Carson, for all his strengths, had one serious flaw as a commander: Still unfamiliar with army protocol, he was not an effective disciplinarian. And because he did not have a firm hold on his command, the sort of imbecilic cruelty demonstrated by Blakeney was regrettably more the rule than the exception. In truth, most of the officers Carson had to work with were none too swift. Time and time again they demonstrated themselves to be a uniquely inept and unruly bunch. Overworked and underpaid, many of them drunks, a good number of them immigrants fresh from places like Ireland, England, and the Netherlands, they hated having to do this depressing work in a desert wasteland when they could be digging for gold in California or fighting Rebels back east. Even General Carleton, who had handpicked most of the men of higher rank serving with Carson, admitted that he was “greatly embarrassed for want of good officers.”
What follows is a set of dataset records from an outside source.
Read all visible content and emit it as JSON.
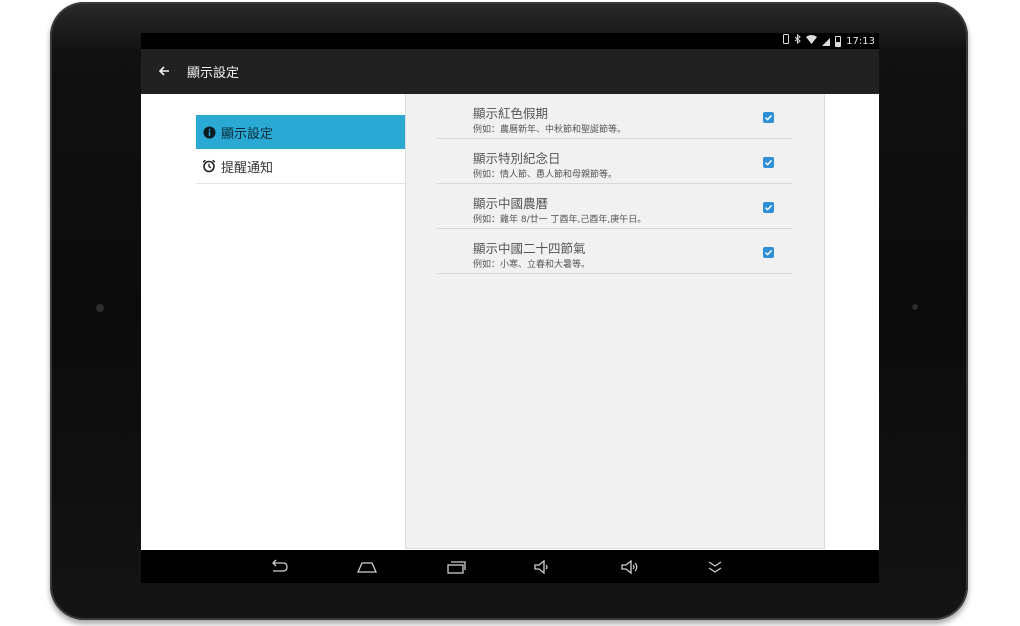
{
  "status_bar": {
    "time": "17:13"
  },
  "app_bar": {
    "title": "顯示設定"
  },
  "sidebar": {
    "items": [
      {
        "label": "顯示設定",
        "icon": "info-icon",
        "active": true
      },
      {
        "label": "提醒通知",
        "icon": "alarm-clock-icon",
        "active": false
      }
    ]
  },
  "preferences": [
    {
      "title": "顯示紅色假期",
      "summary": "例如：農曆新年、中秋節和聖誕節等。",
      "checked": true
    },
    {
      "title": "顯示特別紀念日",
      "summary": "例如：情人節、愚人節和母親節等。",
      "checked": true
    },
    {
      "title": "顯示中國農曆",
      "summary": "例如：雞年 8/廿一 丁酉年,己酉年,庚午日。",
      "checked": true
    },
    {
      "title": "顯示中國二十四節氣",
      "summary": "例如：小寒、立春和大暑等。",
      "checked": true
    }
  ],
  "nav_bar": {
    "buttons": [
      "back-icon",
      "home-icon",
      "recents-icon",
      "volume-down-icon",
      "volume-up-icon",
      "collapse-icon"
    ]
  },
  "colors": {
    "accent": "#29a9d4",
    "checkbox": "#2f8fd6",
    "app_bar": "#212121"
  }
}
Lawrence Kelly, who made a thorough study of Carson’s command in his excellent book
Navajo Roundup,
noted that nearly half of the officers serving on the Navajo campaign were either court-martialed or forced to resign. Lawrence observes that, among other things, Carson’s officers were charged with “murder, alcoholism, embezzlement, sexual deviation, desertion, and incompetence.”

Lt. David McAllister was caught in bed with an enlisted man while he was officer of the day at Fort Canby. Capt. Eben Everett was court-martialed for “being so drunk as to be wholly unable to perform any duty properly.” Lieutenants Stephen Coyle and William Mortimer were forced to resign after they bloodied each other in “a disgraceful fight” in front of enlisted men. John Caufield was charged with murdering an enlisted man and held in irons until convicted by a military court. Assistant Surgeon James H. Prentiss was charged with stealing most of the “Hospital Whiskey and Wine and applying it to his own use.” Lt. Nicholas Hodt was found to be “beastly intoxicated” and “in bed with a woman of bad character.” Another officer was found to have offered to secure prostitutes for his men, boasting in all seriousness that he was the “damdest best pimp in New Mexico.”